因为他老了,人生最锋芒的时刻早已过去,如今是一年一年的往下坡走,迟早是要退的——然而这白家的小子,却还走在上坡路上,还没走到人生的顶端。
要是他持续的往上走,是不是有一天,就要把自己的光芒完全掩盖过去呢?
要是徐元培有儿子,大概他就要忌惮白镇军,恨不得要除之而後快,免的自己百年归老,这总统的『龙座』就给白家强抢去了。

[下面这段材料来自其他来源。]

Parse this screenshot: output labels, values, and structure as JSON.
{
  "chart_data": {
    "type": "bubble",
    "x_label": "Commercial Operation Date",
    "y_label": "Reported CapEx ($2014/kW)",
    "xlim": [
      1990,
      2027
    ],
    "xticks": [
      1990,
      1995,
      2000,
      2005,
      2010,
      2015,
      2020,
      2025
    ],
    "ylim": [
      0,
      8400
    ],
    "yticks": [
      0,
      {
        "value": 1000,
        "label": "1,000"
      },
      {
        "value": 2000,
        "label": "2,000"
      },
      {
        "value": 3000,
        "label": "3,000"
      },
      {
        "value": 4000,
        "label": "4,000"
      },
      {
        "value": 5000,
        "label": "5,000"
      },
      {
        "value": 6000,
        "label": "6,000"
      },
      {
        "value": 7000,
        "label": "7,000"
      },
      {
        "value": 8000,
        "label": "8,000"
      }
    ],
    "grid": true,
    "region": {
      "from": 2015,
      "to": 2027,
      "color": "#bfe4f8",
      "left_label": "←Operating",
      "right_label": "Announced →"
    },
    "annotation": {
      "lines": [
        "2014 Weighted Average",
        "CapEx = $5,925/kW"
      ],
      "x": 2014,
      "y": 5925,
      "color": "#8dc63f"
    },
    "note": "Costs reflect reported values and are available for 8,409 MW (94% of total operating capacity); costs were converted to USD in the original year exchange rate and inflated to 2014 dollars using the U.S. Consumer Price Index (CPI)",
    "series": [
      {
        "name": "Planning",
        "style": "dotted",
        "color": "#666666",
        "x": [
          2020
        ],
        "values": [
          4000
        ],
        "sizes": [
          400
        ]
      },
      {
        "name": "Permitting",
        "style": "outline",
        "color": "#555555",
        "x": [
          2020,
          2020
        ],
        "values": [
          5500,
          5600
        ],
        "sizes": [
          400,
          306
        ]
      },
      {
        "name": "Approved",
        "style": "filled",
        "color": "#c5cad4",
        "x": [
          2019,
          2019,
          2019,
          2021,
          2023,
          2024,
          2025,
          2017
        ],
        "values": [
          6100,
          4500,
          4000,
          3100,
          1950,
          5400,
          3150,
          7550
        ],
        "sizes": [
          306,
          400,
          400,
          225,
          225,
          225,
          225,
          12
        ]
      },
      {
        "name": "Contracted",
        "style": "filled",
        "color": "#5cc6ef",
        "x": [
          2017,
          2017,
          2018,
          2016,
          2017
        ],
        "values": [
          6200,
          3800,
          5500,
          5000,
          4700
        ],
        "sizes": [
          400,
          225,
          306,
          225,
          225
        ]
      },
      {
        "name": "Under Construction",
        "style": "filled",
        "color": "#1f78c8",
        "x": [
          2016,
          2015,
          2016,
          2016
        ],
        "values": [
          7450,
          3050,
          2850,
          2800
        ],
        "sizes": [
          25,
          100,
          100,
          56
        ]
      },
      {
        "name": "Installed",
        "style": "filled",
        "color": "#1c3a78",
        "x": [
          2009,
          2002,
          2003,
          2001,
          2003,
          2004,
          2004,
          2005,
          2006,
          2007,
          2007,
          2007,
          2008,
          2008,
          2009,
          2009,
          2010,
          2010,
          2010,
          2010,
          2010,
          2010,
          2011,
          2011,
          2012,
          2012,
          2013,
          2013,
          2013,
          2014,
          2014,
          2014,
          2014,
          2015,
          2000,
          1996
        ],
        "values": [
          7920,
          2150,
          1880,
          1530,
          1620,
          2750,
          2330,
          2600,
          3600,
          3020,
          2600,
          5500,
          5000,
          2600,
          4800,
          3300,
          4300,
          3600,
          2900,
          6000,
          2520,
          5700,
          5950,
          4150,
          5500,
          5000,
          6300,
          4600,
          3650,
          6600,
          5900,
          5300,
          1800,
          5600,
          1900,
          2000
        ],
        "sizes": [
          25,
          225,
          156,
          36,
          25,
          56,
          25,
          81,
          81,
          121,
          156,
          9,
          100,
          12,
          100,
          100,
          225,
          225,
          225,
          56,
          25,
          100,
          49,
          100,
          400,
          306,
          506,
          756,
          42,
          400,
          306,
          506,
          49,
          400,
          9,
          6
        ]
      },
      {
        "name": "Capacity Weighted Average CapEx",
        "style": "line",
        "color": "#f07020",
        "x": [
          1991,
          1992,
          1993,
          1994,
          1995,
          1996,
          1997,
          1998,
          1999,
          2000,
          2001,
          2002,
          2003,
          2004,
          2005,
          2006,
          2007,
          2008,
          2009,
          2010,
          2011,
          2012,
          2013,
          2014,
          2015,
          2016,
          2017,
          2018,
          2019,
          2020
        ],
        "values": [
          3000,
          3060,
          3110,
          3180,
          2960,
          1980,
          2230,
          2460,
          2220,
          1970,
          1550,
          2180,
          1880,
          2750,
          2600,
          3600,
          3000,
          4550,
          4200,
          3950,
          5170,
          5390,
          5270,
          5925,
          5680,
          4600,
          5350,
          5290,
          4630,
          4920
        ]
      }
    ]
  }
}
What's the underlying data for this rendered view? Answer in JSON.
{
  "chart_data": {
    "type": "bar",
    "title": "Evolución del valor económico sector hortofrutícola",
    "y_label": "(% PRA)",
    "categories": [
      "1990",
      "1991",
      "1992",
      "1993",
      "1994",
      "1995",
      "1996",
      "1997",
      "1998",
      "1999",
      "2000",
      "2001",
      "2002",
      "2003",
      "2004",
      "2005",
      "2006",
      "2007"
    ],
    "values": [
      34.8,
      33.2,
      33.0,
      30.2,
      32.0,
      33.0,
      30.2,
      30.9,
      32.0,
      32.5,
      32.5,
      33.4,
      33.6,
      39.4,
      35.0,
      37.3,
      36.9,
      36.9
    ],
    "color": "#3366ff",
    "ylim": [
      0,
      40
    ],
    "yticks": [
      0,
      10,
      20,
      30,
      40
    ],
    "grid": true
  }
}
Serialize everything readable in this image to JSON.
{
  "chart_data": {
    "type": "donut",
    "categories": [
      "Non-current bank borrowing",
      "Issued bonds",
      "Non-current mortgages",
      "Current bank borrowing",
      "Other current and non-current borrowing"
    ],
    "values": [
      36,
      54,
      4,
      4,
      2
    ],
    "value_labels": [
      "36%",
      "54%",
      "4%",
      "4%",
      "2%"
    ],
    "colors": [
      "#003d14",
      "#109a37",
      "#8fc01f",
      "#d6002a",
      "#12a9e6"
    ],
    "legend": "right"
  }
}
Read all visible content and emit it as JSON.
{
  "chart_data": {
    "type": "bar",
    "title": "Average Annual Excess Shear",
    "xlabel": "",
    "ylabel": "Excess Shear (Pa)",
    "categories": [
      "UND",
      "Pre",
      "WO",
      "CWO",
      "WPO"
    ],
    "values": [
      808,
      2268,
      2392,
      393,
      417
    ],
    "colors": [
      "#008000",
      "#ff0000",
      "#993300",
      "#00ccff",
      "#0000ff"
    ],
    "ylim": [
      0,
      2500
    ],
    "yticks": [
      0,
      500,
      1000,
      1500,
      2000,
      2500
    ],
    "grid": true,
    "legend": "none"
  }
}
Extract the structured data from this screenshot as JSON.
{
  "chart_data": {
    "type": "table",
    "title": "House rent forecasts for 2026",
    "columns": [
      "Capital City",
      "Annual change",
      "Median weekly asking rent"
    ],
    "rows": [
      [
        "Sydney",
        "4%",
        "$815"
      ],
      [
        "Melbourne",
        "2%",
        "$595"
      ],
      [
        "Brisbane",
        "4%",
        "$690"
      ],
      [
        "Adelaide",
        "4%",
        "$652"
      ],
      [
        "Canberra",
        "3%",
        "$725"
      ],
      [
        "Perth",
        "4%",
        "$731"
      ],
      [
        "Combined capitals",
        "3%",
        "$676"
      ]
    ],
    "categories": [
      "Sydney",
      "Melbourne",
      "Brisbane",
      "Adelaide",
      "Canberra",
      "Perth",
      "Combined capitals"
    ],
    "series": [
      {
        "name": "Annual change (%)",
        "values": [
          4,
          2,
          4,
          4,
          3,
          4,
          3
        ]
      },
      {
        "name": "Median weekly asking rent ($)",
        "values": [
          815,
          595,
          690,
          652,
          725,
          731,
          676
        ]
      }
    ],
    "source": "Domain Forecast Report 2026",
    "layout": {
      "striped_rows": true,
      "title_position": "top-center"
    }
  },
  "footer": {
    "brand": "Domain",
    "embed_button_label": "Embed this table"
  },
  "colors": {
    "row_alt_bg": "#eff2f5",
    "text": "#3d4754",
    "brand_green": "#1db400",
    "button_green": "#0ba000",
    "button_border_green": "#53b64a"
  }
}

然而徐元培膝下偏偏只有一颗明珠,明珠是个闺女,族谱上甚至是没有她名字的。
如此,徐元培对白镇军的忌惮,却又不那麽张狂了,毕竟他倒了,他徐家也是後继无人。
徐元培就抬手来,重重在白镇军肩膀上拍了一拍,「老弟,你说的都有理,我本来就该想到这点,不过战事拖太久,我就有些浮躁了,要从牛角尖强拉出法子来。」
白镇军就不发一语,平静地看着徐元培。
「咱们就收兵吧。」徐元培便对众人说道:「不过这收兵的消息,可得好听些﹐不能教人知道咱是破不过地形防线,就回头撤兵的。」
万诚便适时应道:「这事就交给我吧。」
徐元培『嗯哼』一声,这早上的军议,也算是就此作结了,时间既已趋近正午,他就让众人在总统府吃饭。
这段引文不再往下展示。